I am an Assistant Professor of Software Engineering in the Department of Computer Science at Virginia Tech. You can find me in my office at 2217 Knowledge Works II.

My research focuses on software development productivity and software quality.

I use software evolution analysis and program analysis to create practical, efficient, and human-friendly techniques and tools that provide automatic support for all stages of software development. My research interests also include mining of software repositories, program comprehension, and software visualization.

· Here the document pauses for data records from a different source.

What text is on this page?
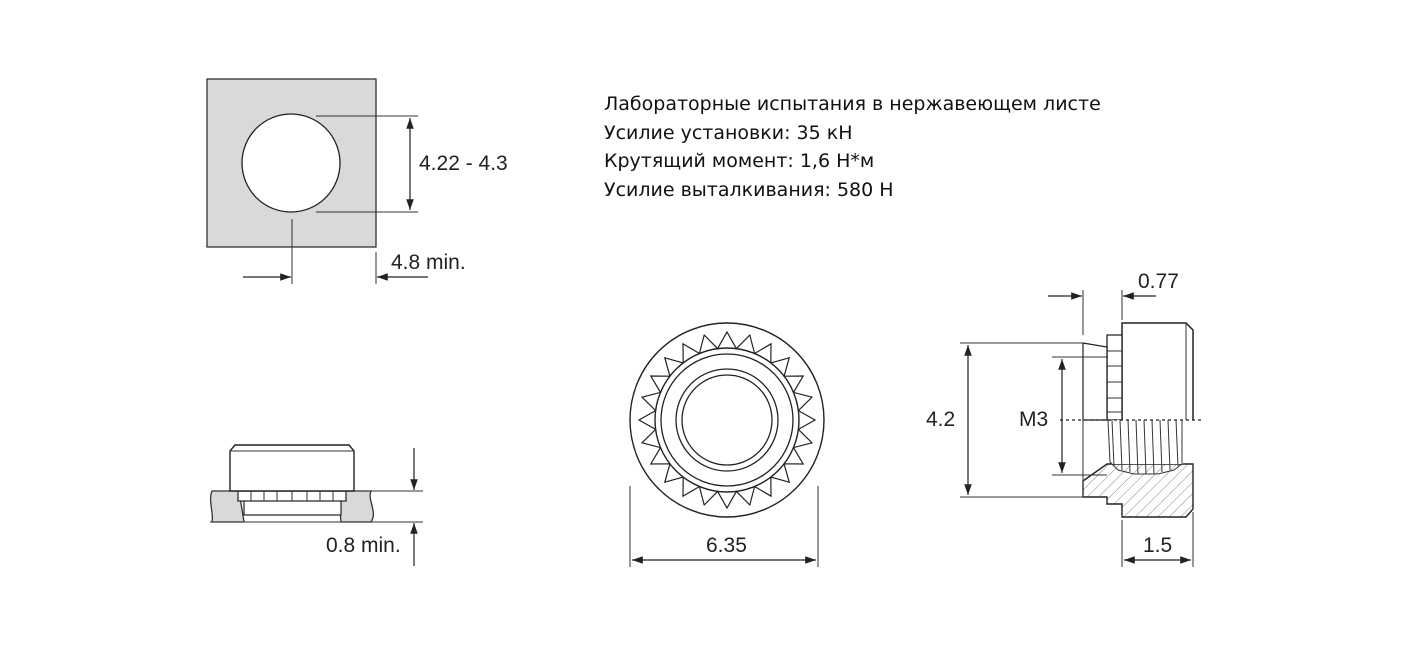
Лабораторные испытания в нержавеющем листе
Усилие установки: 35 кН
Крутящий момент: 1,6 Н*м
Усилие выталкивания: 580 Н
4.22 - 4.3
4.8 min.
0.8 min.	6.35
0.77
4.2	M3
1.5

### I’m looking for students!

Do you want to do research in software engineering? I am actively recruiting students at all levels to do research in my lab.

## News

2019 Our SIGCSE ‘19 paper obtained the Second Best Paper Award.
2018 Our FSE ‘18 paper obtained an ACM Distinguished Paper Award.
2018 Paper accepted to SIGCSE ‘19: “Assessing Incremental Testing Practices and Their Impact on Project Outcomes”
2018 Paper accepted to FSE ‘18: “The Impact of Regular Expression Denial of Service (ReDoS) in Practice: an Empirical Study at the Ecosystem Scale”
2018 Poster accepted to ICSE ‘18: “Poster: Understanding and Leveraging Developer Inexpertise”
2018 Paper accepted to MSR ‘18 Mining Challenge Track: “The Hidden Cost of Code Completion: Understanding the Impact of the Recommendation-list Length on its Efficiency”
2017 Paper accepted to ICSE ‘17: “Fuzzy Fine-grained Code-history Analysis”
2017 Paper accepted to MSR ‘17 Mining Challenge Track: “An Empirical Study of Activity, Popularity, Size, Testing, and Stability in Continuous Integration”

## Join My Lab

### Are you interested in software engineering research?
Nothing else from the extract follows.